A word of warning: Once you open the Pandora's box of decomposition all manner of strange interests and strange sites will greet you. My first window fly larva (on my pillow of all places) had me racing to the internet to figure out what this odd segmented thing with no discernable head was). I still have no idea how it got on my pillow but now I know that those creepy (makes me shudder honestly) little things are just window fly larvae and they actually help break food down so the worms have an easier time of digesting it. Be willing to open to the magic! It's sort of a Kali-esque embrace of death really. There's no greater mystery to explore and you don't even need to die to do it!

and I couldn't talk about compost without mentioning something I recently learned a great deal about. Humanure! Something even hard core Greenies are afraid to talk about!
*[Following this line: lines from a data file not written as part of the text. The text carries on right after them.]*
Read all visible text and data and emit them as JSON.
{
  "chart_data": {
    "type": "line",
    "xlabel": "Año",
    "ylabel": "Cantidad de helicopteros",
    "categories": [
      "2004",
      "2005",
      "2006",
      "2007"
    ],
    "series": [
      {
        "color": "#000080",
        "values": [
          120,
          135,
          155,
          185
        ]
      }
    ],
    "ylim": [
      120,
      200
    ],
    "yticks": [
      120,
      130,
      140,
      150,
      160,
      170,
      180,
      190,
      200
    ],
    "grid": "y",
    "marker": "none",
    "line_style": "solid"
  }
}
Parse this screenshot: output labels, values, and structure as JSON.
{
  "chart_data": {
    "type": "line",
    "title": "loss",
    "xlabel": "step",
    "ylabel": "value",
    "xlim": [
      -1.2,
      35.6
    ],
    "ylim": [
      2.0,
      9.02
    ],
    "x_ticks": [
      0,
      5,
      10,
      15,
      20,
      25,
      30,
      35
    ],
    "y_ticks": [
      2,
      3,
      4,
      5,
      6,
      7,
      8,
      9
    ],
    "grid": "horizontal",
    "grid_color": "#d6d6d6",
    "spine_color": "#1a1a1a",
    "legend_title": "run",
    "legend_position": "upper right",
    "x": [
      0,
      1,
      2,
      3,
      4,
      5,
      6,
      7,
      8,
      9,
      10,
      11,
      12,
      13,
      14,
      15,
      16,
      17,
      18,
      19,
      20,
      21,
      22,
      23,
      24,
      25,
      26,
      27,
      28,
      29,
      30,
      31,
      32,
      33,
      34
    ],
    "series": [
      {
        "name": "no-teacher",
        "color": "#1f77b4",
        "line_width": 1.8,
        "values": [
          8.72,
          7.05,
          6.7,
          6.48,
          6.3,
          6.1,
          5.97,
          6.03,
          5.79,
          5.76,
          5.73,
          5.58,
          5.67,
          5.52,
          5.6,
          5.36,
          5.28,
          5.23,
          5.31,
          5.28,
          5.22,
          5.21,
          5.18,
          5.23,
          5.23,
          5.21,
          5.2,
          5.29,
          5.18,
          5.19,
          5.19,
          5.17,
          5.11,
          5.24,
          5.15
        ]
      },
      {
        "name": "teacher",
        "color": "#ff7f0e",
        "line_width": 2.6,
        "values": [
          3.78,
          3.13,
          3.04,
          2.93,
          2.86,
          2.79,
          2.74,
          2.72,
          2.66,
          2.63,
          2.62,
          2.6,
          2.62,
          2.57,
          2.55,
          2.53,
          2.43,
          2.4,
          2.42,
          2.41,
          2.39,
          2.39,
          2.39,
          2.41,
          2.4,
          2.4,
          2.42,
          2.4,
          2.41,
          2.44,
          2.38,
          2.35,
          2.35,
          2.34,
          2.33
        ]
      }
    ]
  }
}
Last month the folks at Homegrown Evolution (amazing folks) hosted Nancy Klehm who shared about her experience composting human waste with the Humble Pile project. It was pretty incredible and when they finally passed around some the contents of the humble pile from the house - 1 year old composted toilet stuff it was unbelievable. Looked just like crumbly rich compost out of the bag from the garden store. I have yet to set up my 5 gallon bucket toilet seat system at my homestead but I'm no longer afraid of it and eager to stop wasting all that good nitrogen by sending it into the city sewage system. Now, if I happen to travel to a developing nation or if a plague sweeps through LA I may feel differently about composting my poo for a year (two if necessary) but based on what was shared at the Poo Salon, I feel like I can do it safely.

Once you start composting you will wonder how you ever used to throw stuff in the trash can. It seems like such a waste!